Das Aroma ist ungewöhnlich komplex. Düfte nach Schokolade, Toffee, Espresso und Waldhonig steigen mir in die Nase. Da merkt man die Leidenschaft der Brauer.

Der Antrunk ist für ein Porter erstaunlich trocken. Recht viel sehr feinperlige Kohlensäure verleiht dem Bier eine nicht erwartete Frische. Der Körper ist mild ohne Bitterstoffe und mit einer leichten Säure. Durch das fehlende Bitter ist das Bier nicht wirklich rund, weis aber auch zu gefallen. Der Abgang ist durch eine leichte Fruchtigkeit geprägt und erst im langen Nachklang kommen die Röststoffe zum Tragen.

Zutaten:

Wasser, Gerstenmalz, Hopfen (Northern Brewer), Hefe

Alkoholgehalt:

5,6 % Vol.

Brauerei:

Anchor Brewing Company
1705 Ariposa Street
San Francisco, CA 94107
www.anchorbrewing.com

Dieses Bier können Sie ab 12 Flaschen oder einem Bestellwert von mindestens 49 Euro (auch gemischt) versandkostenfrei online bestellen:

Fuller’s London Porter

Fuller’s ist nach eigenen Angaben Londons letzte verbliebene Familienbrauerei und ist für sein Porter bekannt. Porter boomte vor Jahrhunderten in der Hauptstadt, da es der Ernährung der Hafenarbeiter diente. Anfang der 1900er Jahre geriet dieser Bierstil etwas in Vergessenheit, aber mit dem Aufkommen der Craft-Biere gewann er wieder an Beliebtheit.

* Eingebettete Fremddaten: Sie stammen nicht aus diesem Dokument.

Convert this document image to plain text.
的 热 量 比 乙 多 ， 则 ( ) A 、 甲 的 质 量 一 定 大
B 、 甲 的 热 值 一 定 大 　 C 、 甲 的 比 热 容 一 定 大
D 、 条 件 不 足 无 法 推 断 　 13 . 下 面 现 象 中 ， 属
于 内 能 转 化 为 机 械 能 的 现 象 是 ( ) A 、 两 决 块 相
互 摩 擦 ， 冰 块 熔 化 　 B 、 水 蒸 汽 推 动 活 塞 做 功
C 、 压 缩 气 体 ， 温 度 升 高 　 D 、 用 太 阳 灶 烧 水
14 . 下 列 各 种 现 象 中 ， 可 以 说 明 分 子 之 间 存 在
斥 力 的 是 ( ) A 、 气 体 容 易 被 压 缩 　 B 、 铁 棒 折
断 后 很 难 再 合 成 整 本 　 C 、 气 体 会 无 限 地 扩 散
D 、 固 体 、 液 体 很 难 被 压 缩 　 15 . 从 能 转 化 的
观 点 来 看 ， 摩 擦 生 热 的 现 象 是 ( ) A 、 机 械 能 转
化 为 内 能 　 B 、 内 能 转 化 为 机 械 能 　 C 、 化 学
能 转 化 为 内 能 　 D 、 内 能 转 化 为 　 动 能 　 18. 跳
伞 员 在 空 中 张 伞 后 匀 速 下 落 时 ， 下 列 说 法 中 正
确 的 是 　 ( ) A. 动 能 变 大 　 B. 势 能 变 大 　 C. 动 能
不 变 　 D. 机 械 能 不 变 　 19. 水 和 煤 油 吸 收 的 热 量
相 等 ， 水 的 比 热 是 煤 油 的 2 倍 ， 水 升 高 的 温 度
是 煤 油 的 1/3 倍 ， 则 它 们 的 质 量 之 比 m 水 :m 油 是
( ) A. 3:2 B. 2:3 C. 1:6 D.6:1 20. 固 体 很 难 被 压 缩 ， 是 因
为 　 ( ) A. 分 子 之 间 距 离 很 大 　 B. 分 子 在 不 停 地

Blickdicht schwarz präsentiert sich das Bier im Glas. Erst als ich es gegen das Licht halte, schimmert ein leichtes Rubinrot durch. Über dem Bier prangt eine durchschnittlich große feinporige Schaumkrone, die auch durchschnittlich lange erhalten bleibt.

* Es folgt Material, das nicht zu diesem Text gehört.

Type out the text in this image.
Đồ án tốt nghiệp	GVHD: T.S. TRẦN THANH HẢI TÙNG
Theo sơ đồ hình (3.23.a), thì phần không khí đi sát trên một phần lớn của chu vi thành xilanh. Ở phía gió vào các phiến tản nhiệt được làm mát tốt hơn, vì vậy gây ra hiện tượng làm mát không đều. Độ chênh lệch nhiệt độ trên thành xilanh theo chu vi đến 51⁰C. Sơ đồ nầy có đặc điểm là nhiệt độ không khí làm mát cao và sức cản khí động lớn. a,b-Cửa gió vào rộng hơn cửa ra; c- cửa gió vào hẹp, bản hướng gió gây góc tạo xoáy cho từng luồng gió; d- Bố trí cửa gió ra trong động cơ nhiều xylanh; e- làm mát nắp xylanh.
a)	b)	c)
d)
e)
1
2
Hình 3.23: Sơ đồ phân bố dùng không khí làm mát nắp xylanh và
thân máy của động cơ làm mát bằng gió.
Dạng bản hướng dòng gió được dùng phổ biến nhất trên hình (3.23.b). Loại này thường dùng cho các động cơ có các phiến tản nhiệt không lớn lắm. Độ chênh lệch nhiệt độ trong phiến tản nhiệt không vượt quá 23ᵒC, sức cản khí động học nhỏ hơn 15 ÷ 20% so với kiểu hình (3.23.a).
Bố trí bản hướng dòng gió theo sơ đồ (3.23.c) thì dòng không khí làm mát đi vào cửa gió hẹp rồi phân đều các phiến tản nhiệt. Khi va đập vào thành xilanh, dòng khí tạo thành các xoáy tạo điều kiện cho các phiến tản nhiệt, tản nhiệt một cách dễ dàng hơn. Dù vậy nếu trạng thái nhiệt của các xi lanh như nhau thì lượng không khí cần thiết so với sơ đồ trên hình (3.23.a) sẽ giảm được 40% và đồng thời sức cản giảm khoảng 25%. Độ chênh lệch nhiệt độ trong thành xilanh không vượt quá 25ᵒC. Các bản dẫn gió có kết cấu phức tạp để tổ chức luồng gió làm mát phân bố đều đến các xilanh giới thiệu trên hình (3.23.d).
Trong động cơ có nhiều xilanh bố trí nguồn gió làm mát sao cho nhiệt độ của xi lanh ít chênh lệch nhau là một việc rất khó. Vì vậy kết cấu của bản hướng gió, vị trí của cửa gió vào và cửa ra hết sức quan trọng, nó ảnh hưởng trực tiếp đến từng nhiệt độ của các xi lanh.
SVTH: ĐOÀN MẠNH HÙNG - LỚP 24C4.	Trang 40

Kräftige Röstaromen steigen mir in die Nase. Ich rieche Espresso, dunkle Schokolade, leichte Nussnoten sowie den Duft dunkler Beeren. Das macht richtig Lust auf den ersten Schluck.

Der Antrunk ist überraschend frisch und dabei nicht so süß wie ich es aufgrund des Aromas erwartet habe. Daher passt auch die zurückhaltend dosierte Kohlensäure gut ins Profil. Die Aromen spiegeln sich auf der Zunge wider. Dabei erzeugt das Bier ein angenehmes cremiges Mundgefühl. Langsam gesellt sich etwas Bitter dazu, so dass sich Bitter und Süß perfekt die Waage halten, während die Frische erhalten bleibt. Der Alkohol ist gut eingearbeitet und schmeckt nur schwach durch. Im Abgang wird das Fuller’s etwas trockener mit einem leichten Schokoladengeschmack, der aber nur kurz nachklingt.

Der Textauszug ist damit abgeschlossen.